Délivrée par le préfet, cette carte reste étroitement contrôlée par lui. Des pouvoirs, « démesurés » selon la Cimade, lui sont confiés puisqu'il acquiert la possibilité de vérifier l'exactitude des informations dont il dispose « auprès d'interlocuteurs aussi divers que les fournisseurs d'énergie et de télécommunication, les banques, les entreprises de transport des personnes, la Sécurité sociale, les collectivités territoriales, les hôpitaux ou les écoles ». « Au risque de dénaturer leurs missions », insiste l'association qui intervient dans plusieurs centres de rétention. 

Bernard CazeneuveBernard Cazeneuve © Reuters

En vue d'accroître l'attractivité de la France, Bernard Cazeneuve prétend améliorer l'accueil des « talents » (chercheurs, investisseurs, travailleurs hautement qualifiés, salariés en mission, etc.), via la simplification des titres de séjour proposés et, pour les étudiants titulaires d'un master, la possibilité d'accéder à un emploi correspondant à leurs compétences ou de créer une entreprise.

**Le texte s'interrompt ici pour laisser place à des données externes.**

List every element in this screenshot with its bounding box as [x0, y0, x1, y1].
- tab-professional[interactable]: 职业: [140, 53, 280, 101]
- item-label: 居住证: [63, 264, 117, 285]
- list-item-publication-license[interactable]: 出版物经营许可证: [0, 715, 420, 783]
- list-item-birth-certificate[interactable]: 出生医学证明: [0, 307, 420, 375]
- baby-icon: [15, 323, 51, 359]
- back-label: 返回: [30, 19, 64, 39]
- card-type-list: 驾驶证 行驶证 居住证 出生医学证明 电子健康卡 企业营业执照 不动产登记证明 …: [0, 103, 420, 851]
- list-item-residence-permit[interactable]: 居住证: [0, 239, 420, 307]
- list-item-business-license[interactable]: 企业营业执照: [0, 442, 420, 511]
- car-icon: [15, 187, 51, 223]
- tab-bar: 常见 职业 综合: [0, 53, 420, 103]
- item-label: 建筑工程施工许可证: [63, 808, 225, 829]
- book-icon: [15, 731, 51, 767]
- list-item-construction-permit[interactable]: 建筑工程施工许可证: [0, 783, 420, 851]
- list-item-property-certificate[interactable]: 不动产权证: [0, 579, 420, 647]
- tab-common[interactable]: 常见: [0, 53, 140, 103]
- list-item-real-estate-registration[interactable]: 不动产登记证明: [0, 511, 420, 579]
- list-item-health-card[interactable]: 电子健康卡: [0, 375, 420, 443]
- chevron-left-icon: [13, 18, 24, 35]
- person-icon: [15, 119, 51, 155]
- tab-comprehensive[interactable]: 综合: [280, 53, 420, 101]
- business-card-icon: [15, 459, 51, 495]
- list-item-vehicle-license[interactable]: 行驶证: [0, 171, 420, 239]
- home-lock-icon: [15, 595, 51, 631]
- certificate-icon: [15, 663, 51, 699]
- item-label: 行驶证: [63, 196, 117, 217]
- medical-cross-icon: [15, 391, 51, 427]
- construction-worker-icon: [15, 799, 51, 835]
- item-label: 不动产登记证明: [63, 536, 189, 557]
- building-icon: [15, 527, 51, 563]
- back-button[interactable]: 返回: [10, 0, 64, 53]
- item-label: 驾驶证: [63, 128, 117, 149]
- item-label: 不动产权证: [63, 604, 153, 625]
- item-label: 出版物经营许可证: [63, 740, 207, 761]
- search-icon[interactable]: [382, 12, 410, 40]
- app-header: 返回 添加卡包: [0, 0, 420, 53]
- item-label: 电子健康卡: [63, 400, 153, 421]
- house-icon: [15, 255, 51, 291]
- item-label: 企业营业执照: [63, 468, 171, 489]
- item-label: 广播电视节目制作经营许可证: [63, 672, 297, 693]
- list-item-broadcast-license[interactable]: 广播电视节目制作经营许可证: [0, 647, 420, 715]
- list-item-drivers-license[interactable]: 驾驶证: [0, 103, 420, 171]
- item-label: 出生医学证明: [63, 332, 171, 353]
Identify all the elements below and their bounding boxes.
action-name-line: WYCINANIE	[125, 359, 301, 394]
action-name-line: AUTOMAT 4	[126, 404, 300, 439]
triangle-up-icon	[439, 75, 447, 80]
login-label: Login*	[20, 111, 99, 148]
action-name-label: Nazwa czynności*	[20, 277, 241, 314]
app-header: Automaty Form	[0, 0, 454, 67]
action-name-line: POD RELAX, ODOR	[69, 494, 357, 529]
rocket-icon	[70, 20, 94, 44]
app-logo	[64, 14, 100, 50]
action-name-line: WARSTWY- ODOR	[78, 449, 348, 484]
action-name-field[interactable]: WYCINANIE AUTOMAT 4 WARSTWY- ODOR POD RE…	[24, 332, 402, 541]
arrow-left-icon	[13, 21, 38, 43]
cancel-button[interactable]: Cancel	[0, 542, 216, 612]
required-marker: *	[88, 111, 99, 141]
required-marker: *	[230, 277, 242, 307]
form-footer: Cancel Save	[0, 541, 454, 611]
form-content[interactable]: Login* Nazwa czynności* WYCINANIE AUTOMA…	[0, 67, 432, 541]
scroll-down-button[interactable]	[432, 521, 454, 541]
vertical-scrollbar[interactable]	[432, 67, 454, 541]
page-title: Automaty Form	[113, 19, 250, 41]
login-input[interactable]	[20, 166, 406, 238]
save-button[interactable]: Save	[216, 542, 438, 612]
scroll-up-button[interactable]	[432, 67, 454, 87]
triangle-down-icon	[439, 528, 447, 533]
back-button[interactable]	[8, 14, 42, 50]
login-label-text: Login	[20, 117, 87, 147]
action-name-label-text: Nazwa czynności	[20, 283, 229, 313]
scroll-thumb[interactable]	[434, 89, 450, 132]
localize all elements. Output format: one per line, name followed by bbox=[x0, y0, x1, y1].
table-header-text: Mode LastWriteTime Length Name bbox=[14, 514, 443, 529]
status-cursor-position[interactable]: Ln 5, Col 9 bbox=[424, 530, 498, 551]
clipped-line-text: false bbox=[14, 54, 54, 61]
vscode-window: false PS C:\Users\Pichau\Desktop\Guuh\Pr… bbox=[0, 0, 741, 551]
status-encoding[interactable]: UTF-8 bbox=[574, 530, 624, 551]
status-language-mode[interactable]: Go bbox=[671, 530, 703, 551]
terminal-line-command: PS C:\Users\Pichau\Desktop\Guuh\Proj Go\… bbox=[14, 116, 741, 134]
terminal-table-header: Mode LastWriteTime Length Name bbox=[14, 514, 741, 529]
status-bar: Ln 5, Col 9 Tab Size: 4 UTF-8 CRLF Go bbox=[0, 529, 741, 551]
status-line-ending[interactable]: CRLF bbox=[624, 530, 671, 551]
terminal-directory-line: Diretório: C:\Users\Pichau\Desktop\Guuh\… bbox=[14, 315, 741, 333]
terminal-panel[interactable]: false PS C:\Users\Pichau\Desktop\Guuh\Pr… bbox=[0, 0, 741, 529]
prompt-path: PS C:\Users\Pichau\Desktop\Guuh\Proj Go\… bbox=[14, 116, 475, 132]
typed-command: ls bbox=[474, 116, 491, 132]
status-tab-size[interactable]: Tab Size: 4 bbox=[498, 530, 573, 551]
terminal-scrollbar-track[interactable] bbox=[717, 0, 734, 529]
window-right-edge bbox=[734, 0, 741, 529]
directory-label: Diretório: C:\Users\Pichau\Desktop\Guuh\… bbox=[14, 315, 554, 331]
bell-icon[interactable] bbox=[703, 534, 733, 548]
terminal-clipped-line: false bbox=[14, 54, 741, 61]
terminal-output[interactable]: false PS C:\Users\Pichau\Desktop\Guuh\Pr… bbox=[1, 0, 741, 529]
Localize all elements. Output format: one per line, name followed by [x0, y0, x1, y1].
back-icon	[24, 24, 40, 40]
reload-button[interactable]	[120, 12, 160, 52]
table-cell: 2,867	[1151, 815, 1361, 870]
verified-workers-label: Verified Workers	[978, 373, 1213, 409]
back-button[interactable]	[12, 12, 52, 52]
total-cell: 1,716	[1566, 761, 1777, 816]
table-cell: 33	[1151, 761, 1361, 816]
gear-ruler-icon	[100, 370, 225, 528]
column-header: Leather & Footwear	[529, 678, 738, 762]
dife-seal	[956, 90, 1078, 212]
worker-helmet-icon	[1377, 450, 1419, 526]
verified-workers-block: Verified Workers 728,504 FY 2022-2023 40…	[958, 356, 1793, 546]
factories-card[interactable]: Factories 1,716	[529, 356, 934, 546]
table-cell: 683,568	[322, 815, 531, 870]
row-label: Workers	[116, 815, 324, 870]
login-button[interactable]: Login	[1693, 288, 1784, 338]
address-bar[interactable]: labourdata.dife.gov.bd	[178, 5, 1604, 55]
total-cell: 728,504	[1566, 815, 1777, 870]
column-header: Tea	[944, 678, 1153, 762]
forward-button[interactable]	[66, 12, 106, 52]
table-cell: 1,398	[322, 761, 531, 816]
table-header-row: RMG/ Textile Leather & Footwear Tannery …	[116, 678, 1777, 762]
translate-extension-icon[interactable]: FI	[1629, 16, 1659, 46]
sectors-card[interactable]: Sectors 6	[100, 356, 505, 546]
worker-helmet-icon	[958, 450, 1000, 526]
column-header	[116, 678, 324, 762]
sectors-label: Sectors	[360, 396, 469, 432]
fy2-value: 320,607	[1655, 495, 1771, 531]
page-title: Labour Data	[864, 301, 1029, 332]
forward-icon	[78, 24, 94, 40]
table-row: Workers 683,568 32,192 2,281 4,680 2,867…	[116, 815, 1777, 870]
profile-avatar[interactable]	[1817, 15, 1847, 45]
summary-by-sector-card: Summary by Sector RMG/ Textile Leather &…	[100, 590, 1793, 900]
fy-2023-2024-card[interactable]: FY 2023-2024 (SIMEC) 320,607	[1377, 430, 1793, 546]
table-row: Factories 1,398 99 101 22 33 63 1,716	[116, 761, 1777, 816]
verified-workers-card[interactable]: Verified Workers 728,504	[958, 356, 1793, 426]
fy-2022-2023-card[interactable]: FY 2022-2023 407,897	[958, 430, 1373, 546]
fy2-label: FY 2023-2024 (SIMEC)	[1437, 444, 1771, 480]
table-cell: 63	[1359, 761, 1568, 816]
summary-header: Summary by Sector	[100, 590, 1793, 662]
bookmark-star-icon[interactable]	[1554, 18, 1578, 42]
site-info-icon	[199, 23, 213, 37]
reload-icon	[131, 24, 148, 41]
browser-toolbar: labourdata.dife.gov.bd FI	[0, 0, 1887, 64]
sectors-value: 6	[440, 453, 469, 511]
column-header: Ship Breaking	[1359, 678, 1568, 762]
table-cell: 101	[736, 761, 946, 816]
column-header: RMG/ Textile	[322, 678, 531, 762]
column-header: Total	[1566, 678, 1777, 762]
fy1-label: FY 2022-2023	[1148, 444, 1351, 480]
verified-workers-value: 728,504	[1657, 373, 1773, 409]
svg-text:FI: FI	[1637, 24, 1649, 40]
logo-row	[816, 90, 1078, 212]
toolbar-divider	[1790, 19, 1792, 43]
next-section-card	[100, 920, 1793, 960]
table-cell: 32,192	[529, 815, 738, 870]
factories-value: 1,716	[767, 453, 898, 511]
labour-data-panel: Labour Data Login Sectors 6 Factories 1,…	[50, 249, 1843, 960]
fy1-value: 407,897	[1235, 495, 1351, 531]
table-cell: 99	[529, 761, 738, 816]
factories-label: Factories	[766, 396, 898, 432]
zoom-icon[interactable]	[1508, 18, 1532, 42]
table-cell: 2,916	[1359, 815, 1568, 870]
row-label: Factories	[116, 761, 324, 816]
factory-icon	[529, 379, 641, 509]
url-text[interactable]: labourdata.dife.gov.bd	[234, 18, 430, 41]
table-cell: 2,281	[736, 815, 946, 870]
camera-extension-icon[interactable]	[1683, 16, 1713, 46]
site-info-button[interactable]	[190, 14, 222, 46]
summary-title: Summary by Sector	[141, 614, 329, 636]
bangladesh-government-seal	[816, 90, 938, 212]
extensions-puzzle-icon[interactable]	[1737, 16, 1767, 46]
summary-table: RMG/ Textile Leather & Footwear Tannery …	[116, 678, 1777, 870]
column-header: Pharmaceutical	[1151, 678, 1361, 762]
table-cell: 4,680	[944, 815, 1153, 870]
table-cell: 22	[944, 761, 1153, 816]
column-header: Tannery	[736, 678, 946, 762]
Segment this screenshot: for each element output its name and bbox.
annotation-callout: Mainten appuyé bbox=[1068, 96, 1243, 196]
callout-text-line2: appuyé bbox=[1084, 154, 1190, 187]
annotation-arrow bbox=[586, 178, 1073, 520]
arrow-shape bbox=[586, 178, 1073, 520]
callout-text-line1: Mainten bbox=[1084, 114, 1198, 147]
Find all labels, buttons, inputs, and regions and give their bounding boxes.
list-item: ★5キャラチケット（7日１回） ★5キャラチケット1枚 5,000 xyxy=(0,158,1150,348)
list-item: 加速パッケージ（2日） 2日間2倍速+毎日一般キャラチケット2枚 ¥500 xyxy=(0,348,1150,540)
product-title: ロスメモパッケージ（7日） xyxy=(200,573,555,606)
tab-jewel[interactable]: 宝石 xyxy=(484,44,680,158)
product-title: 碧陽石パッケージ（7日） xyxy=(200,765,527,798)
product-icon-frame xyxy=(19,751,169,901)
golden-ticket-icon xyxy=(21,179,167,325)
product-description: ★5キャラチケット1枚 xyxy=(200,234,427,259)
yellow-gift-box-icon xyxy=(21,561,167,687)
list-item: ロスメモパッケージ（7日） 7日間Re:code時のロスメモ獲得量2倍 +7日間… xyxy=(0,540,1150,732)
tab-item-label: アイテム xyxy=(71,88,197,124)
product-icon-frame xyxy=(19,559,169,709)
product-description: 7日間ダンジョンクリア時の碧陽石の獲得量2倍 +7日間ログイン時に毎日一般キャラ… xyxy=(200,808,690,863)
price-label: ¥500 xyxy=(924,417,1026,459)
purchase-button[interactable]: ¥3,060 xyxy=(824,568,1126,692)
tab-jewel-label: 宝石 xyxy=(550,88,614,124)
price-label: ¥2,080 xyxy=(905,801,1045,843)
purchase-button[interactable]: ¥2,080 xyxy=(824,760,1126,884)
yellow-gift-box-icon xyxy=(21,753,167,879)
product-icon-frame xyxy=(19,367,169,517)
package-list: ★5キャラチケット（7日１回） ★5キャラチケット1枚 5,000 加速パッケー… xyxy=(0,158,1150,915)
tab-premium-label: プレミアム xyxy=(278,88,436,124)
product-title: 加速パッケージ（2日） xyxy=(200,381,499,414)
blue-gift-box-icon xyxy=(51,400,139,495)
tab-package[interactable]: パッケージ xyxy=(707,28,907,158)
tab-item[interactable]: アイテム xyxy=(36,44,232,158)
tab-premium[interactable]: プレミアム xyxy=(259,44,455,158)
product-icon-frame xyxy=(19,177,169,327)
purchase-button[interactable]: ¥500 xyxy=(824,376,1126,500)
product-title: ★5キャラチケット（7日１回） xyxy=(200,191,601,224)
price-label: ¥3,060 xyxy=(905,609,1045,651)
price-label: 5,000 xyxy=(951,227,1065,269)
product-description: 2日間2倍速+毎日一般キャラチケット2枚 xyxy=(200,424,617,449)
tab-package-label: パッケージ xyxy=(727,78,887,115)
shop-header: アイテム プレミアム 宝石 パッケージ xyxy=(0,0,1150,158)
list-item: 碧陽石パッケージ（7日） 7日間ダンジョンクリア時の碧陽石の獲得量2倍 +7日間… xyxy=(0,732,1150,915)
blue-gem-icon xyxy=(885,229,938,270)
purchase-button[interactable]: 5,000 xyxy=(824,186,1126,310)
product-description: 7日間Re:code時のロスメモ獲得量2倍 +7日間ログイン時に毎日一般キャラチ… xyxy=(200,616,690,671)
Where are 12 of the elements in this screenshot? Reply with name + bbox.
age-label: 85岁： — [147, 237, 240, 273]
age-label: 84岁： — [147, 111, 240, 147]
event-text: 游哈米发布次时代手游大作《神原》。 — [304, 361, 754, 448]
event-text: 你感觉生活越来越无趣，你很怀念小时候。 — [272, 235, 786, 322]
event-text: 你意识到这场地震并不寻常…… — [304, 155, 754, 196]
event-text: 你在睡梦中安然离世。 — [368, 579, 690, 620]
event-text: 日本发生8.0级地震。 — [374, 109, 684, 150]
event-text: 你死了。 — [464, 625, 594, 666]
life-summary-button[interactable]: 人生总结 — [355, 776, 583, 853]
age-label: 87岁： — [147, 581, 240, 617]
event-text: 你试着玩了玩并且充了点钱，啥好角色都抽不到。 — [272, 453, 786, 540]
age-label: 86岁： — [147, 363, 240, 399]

Quant au droit au séjour des étrangers malades, il sera délesté des freins imposés précédemment, promet l'entourage du ministre.

Côté répressif, les ressortissants européens pourraient être visés par une interdiction temporaire de circulation sur le territoire en cas d'« abus de (leur) droit de libre circulation » ou de « menace à l'ordre public ». Les services du ministre démentent cibler les populations roms, mais ils admettent vouloir limiter les déplacements de ceux dont les allers-retours sont considérés comme contrevenant au droit. À certaines conditions, les étrangers extracommunautaires peuvent être punis d'une interdiction de retour sur le sol français d'une durée maximale de trois ans, selon la transposition de la directive européenne dite « retour ».

Pour « lutter contre l'immigration irrégulière », le projet de loi privilégie, en cas d'OQTF, l'assignation à résidence, mesure moins coercitive que le placement en rétention administrative. Cet assouplissement est néanmoins compensé par la possibilité donnée aux forces de l'ordre de conduire les personnes sous la contrainte au consulat pour obtenir le laissez-passer nécessaire à leur retour forcé, voire d'aller les chercher à leur domicile pour les acheminer vers le lieu de départ. 

Pour accélérer les procédures, le délai de recours contre une OQTF peut être réduit. En cas d'enfermement, la possibilité, ouverte par la loi Besson de 2011, qu'une personne soit expulsée avant que la légalité de la procédure de rétention ne soit examinée n'est pas abolie. Cette mesure, qui a récemment encore provoqué la colère d'un juge des libertés (JLD) du tribunal de grande instance de Meaux (Seine-et-Marne), avait pourtant été combattue pied à pied par la gauche. « Telle est la position du gouvernement, mais une modification lors des débats au Parlement n'est pas exclue », indique le ministère de l'intérieur qui crée, enfin, un droit d'accès autonome (sans parlementaires) des journalistes aux centres de rétention (les refus devront être motivés et pourront être contestés), afin que ceux-ci puissent y exercer leur métier et garantir aux personnes enfermées un droit d'expression.